Thursday, May 14, 2009
5/14 DIA 41-Day Double Diagonal
Not much change from Yesterday. Only thing to notice is that DIA ended the day flat and that volatility dropped, taking some of Today's theta profit from us.
5/14 RUT 50-Day Condor
RUT got back to the 480 price zone Today. I'm still weary of the down-side risk on the trade and am ready to get out of it if we start dropping bellow Today's low. See my technical discussion posting for more details. For now, moving to the up-side and staying flat are good options.
05/14 RUT Technical Discussion
I'll start to add some technical analysis to my trading blog, this will allow me to capture my thinking process, and possibly lead to some interesting opportunities for directional trades.
First, let me start by saying that I use Fibonacci Retracements quite a lot, I added a posting explaining it on the "Technical Corner" of the blog. Ok, let's take a look at Today's action:
First thing to notice is that Today's up-swing while welcome, can be interpreted two ways: a retracement before continuing down, or a reversal back up.
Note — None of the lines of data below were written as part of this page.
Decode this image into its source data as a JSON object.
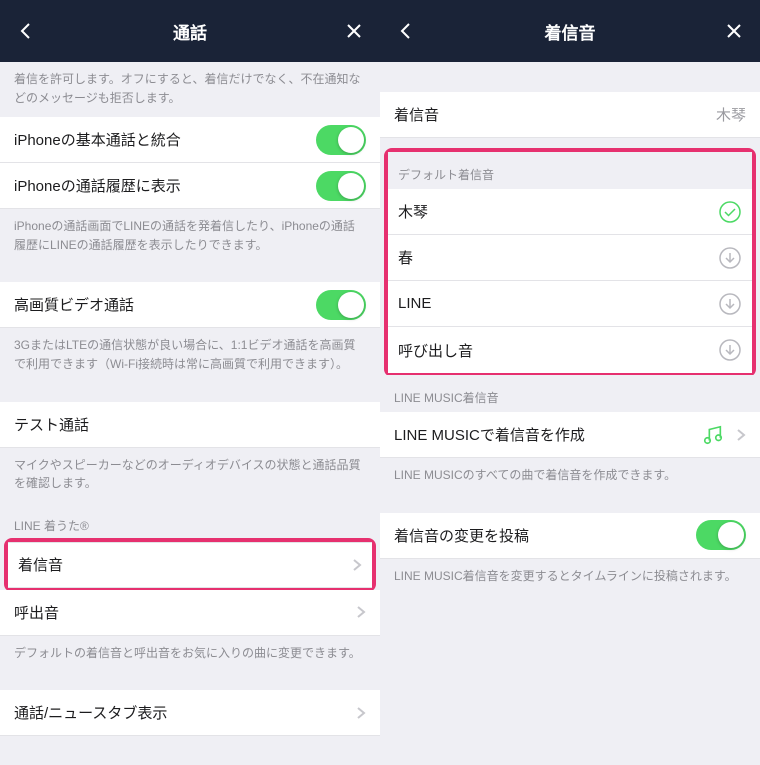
{
  "left": {
    "title": "通話",
    "desc1": "着信を許可します。オフにすると、着信だけでなく、不在通知などのメッセージも拒否します。",
    "row_integrate": "iPhoneの基本通話と統合",
    "row_history": "iPhoneの通話履歴に表示",
    "desc2": "iPhoneの通話画面でLINEの通話を発着信したり、iPhoneの通話履歴にLINEの通話履歴を表示したりできます。",
    "row_hq": "高画質ビデオ通話",
    "desc3": "3GまたはLTEの通信状態が良い場合に、1:1ビデオ通話を高画質で利用できます（Wi-Fi接続時は常に高画質で利用できます）。",
    "row_test": "テスト通話",
    "desc4": "マイクやスピーカーなどのオーディオデバイスの状態と通話品質を確認します。",
    "section_ringtone": "LINE 着うた®",
    "row_ringtone": "着信音",
    "row_ringback": "呼出音",
    "desc5": "デフォルトの着信音と呼出音をお気に入りの曲に変更できます。",
    "row_newstab": "通話/ニュースタブ表示"
  },
  "right": {
    "title": "着信音",
    "row_ringtone": "着信音",
    "ringtone_value": "木琴",
    "section_default": "デフォルト着信音",
    "opt1": "木琴",
    "opt2": "春",
    "opt3": "LINE",
    "opt4": "呼び出し音",
    "section_music": "LINE MUSIC着信音",
    "row_music": "LINE MUSICで着信音を作成",
    "desc_music": "LINE MUSICのすべての曲で着信音を作成できます。",
    "row_post": "着信音の変更を投稿",
    "desc_post": "LINE MUSIC着信音を変更するとタイムラインに投稿されます。"
  }
}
Tomorrow might tell us the rest of the story, but one way or another, let me look at possible price targets for Tomorrow.
Before we continue, one thing to remember is the Friday's are usually low volume, and many times the markets tend to move sideways, that is even better for the position.
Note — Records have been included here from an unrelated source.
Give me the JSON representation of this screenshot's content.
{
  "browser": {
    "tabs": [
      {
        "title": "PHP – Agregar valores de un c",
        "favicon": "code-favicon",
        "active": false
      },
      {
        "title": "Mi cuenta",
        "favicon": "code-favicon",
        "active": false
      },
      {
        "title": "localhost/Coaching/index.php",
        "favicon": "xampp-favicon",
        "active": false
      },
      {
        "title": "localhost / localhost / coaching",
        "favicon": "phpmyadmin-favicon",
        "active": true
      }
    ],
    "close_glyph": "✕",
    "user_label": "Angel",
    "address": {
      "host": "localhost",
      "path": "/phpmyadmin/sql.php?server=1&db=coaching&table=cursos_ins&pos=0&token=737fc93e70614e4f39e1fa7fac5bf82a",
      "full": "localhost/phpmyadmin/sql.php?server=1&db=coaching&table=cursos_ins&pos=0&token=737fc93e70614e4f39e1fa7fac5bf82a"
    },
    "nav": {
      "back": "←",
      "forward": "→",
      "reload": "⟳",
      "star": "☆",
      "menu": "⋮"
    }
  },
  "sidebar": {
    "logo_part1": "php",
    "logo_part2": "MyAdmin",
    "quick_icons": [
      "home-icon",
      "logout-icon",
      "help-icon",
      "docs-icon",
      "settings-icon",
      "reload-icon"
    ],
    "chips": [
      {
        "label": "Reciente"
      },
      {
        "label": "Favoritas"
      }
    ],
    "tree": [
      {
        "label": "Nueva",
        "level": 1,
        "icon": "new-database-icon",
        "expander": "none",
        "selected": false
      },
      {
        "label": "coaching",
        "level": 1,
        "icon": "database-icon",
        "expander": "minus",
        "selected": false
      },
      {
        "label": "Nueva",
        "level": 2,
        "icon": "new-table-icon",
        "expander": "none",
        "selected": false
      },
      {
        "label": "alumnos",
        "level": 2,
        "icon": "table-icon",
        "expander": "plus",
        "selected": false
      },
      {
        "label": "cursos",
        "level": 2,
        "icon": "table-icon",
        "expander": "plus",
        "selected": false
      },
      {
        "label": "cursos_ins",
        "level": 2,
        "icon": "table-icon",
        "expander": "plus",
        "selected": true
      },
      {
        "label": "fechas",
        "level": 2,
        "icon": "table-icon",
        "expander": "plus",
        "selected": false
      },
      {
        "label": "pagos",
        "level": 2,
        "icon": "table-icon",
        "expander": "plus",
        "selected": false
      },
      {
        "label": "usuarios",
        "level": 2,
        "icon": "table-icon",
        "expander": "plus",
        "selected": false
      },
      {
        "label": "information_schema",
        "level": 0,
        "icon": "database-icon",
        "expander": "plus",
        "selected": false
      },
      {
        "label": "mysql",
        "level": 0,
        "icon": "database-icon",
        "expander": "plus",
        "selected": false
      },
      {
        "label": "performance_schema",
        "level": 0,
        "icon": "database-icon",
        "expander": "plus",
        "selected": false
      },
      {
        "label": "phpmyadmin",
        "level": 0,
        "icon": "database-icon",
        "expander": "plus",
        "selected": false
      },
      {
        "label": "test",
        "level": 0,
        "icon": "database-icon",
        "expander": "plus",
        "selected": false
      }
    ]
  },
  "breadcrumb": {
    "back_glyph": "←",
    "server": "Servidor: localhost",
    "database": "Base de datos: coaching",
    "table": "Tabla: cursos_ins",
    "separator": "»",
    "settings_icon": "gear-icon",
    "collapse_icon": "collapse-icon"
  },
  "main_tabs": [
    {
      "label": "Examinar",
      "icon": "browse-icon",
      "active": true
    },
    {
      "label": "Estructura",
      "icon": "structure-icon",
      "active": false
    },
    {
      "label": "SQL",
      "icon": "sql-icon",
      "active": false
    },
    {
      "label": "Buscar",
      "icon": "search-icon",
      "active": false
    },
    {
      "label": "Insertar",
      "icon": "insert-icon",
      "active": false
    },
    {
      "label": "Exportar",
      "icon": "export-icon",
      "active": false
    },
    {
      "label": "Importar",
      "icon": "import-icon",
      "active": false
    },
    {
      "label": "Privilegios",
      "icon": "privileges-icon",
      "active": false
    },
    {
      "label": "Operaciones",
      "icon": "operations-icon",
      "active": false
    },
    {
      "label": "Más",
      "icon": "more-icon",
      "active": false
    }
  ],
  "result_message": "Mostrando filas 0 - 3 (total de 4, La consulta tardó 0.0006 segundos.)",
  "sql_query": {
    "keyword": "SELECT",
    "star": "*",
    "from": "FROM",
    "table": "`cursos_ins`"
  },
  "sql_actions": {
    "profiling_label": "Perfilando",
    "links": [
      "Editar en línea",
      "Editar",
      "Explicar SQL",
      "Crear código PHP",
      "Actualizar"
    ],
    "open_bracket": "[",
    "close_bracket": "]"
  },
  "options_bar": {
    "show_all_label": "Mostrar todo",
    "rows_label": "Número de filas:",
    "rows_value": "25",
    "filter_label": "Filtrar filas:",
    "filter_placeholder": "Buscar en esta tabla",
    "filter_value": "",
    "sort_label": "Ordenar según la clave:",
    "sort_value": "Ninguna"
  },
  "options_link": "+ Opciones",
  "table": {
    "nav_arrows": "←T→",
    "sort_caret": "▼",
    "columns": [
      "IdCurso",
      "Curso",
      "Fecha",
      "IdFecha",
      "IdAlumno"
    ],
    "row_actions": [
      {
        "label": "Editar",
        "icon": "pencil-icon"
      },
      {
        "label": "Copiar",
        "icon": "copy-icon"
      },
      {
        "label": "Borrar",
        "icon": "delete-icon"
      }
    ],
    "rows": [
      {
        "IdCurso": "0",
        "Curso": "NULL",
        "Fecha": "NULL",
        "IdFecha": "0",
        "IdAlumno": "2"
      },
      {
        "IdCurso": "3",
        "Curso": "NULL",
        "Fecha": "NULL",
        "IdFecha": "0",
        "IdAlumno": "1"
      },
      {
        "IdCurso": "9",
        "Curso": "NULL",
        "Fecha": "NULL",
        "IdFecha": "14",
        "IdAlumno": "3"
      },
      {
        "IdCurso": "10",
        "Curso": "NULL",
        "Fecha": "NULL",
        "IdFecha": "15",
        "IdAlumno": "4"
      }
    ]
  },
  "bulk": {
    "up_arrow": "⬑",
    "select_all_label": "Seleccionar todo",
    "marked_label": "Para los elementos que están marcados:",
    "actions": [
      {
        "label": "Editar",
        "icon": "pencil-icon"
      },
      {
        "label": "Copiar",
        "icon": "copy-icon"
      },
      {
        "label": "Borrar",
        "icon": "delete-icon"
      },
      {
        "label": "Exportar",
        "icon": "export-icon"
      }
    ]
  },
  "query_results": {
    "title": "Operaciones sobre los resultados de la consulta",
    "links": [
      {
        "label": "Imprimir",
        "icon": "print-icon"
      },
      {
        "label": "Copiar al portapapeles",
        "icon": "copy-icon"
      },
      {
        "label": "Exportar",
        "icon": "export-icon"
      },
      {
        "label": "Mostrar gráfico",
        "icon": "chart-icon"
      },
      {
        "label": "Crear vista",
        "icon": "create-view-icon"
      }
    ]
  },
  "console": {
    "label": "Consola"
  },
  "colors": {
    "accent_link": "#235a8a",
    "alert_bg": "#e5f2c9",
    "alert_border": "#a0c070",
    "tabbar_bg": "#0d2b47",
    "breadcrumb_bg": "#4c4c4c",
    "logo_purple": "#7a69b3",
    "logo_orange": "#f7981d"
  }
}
The Down-side possibility is a continuation towards 460/450 area, this would continue to fire up stops from the people that are still holding their long positions, so I'd expect the down-side to have some resistance, but based on Yesterday's action, not too much resistance, given the down-side seems to be much faster.

The up-side will also face some resistance. You can see that Today's price action gave us a break of the SMA21 and a Fibonacci retracement, so it can continue to push higher, possibly reaching the SMA 50.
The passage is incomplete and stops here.